The Lopez-Aviles Group focus on the study of mitotic exit and the involvement of protein phosphatases in this transition, using the fission yeast Schizosaccharomyces pombe as a model organism.
The fission yeast S. pombe. Photo: J.Berger/M.Langegger/S.Hauf.
Yeast has been extensively used as a eukaryotic model system in research. It is genetically amenable, allowing deletion of genes, creation of conditional alleles, and gene tagging. On the other hand, there is a wide conservation of the core components involved in cell cycle control, and due to the small size of their genome, yeast presents less redundancy than higher eukaryotes.

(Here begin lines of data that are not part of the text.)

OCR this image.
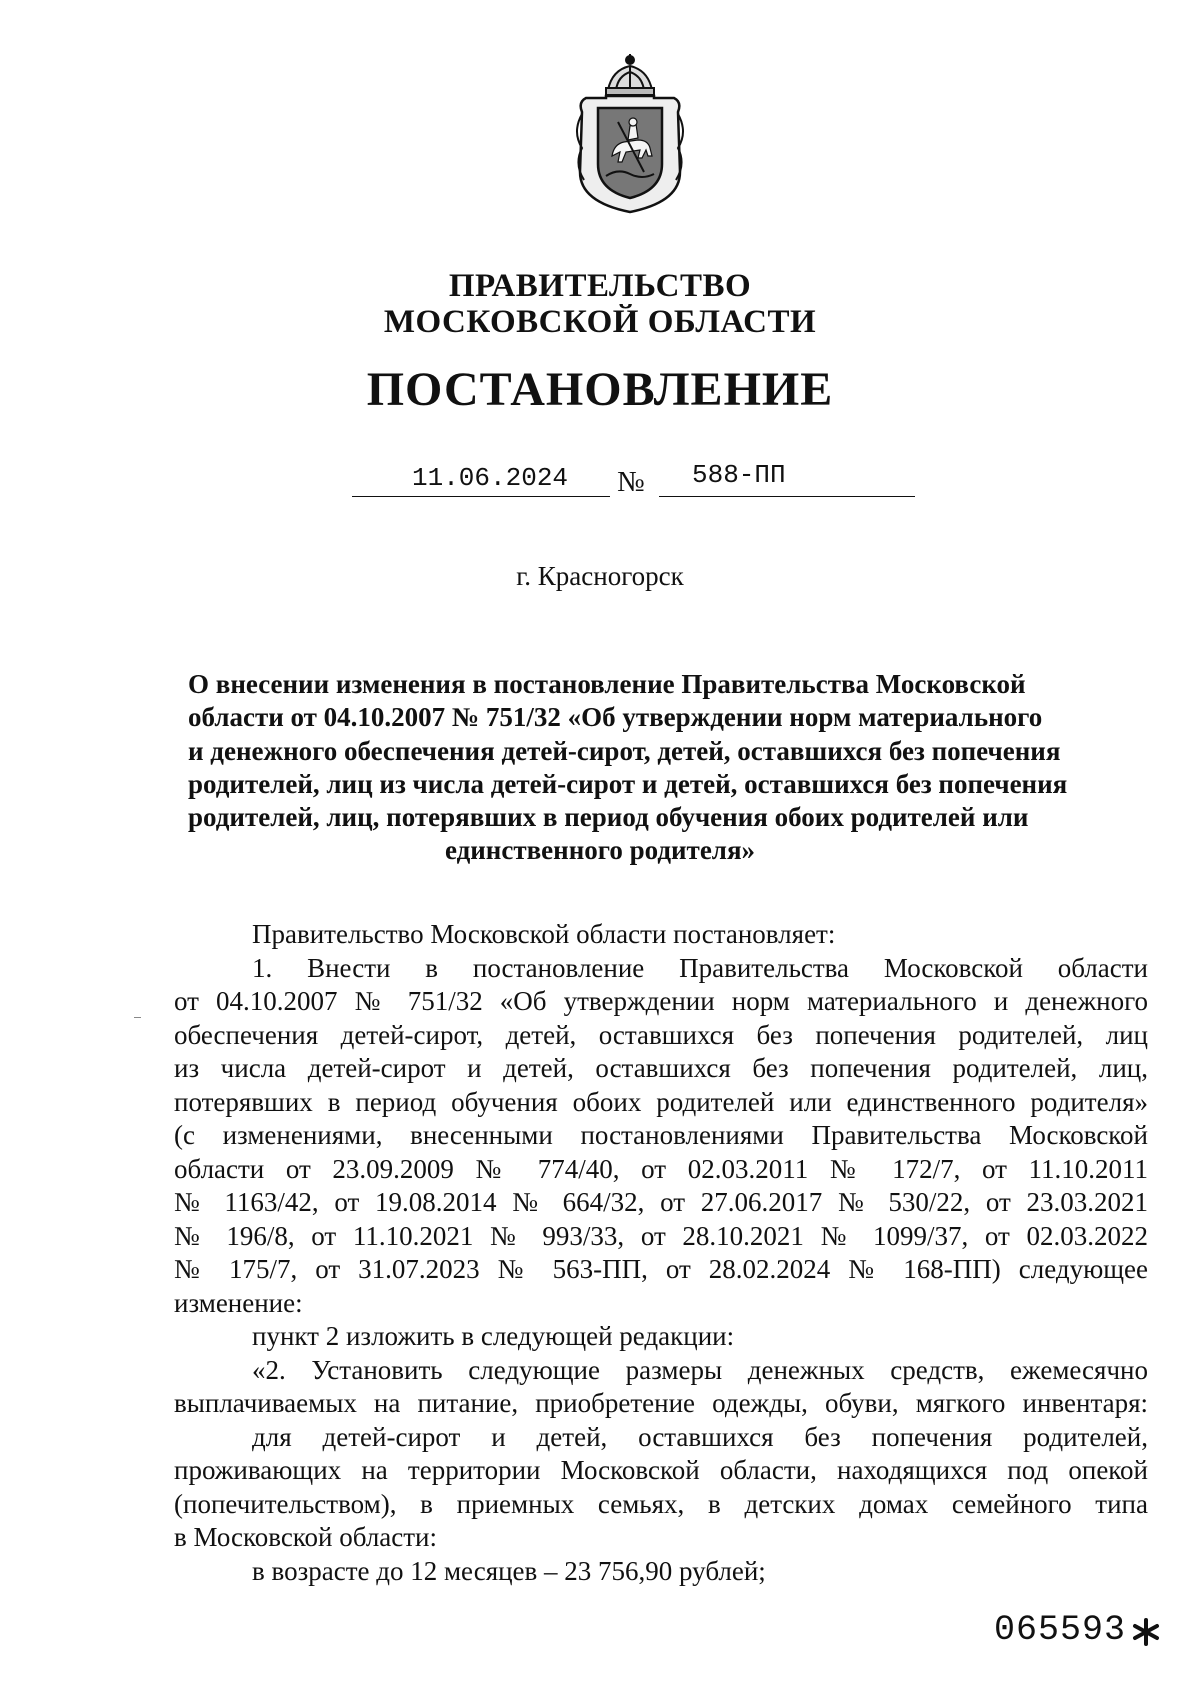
ПРАВИТЕЛЬСТВО
МОСКОВСКОЙ ОБЛАСТИ
ПОСТАНОВЛЕНИЕ
11.06.2024 № 588-ПП
г. Красногорск
О внесении изменения в постановление Правительства Московской
области от 04.10.2007 № 751/32 «Об утверждении норм материального
и денежного обеспечения детей-сирот, детей, оставшихся без попечения
родителей, лиц из числа детей-сирот и детей, оставшихся без попечения
родителей, лиц, потерявших в период обучения обоих родителей или
единственного родителя»
Правительство Московской области постановляет:
1. Внести в постановление Правительства Московской области
от 04.10.2007 № 751/32 «Об утверждении норм материального и денежного
обеспечения детей-сирот, детей, оставшихся без попечения родителей, лиц
из числа детей-сирот и детей, оставшихся без попечения родителей, лиц,
потерявших в период обучения обоих родителей или единственного родителя»
(с изменениями, внесенными постановлениями Правительства Московской
области от 23.09.2009 № 774/40, от 02.03.2011 № 172/7, от 11.10.2011
№ 1163/42, от 19.08.2014 № 664/32, от 27.06.2017 № 530/22, от 23.03.2021
№ 196/8, от 11.10.2021 № 993/33, от 28.10.2021 № 1099/37, от 02.03.2022
№ 175/7, от 31.07.2023 № 563-ПП, от 28.02.2024 № 168-ПП) следующее
изменение:
пункт 2 изложить в следующей редакции:
«2. Установить следующие размеры денежных средств, ежемесячно
выплачиваемых на питание, приобретение одежды, обуви, мягкого инвентаря:
для детей-сирот и детей, оставшихся без попечения родителей,
проживающих на территории Московской области, находящихся под опекой
(попечительством), в приемных семьях, в детских домах семейного типа
в Московской области:
в возрасте до 12 месяцев – 23 756,90 рублей;
065593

In particular, the fission yeast S. pombe has been instrumental in our current understanding of mitotic entry. For this reason, we believe that S. pombe will be also a useful tool for the analysis of the mechanisms governing mitotic exit.
Cell cycle transitions
The discovery of the cyclins and cyclin dependent kinases (Cdk) resulted in a completely new way of looking at cell cycle transitions in eukaryotes. Fluctuations in the activity of these complexes were thought to explain how cells transit from one phase of the cell cycle to the next; however, it has become clear that these transitions are more complex.
For instance, in terms of mitotic entry and exit it was believed that an increase in the activity of the CyclinB-Cdk1 complex was sufficient to trigger mitotic events, and hence, a drop in its activity would lead to exit from mitosis. This simple notion, however, failed to explain how cells achieve the abruptness required to make cell cycle transitions irreversible. In recent years the idea of regulated phosphatases has gained strength; activation of the kinase must occur at the same time as inactivation of the counteracting phosphatase in order to achieve an irreversible shift in the phosphorylation status within the cell and vice versa.
For Saccharomyces cerevisiae mitotic exit, the phosphatase in charge of dephosphorylating Cdk1 targets, Cdc14, has been widely studied. However, the phosphatase regulating mitotic exit in other eukaryotes remains unclear. Although recent studies in mouse and Xenopus point towards PP1 or PP2A, the picture is still incomplete. The use of S. pombe as a model for mitotic exit will shed light into the involvement of these different phosphatases in this cell cycle transition.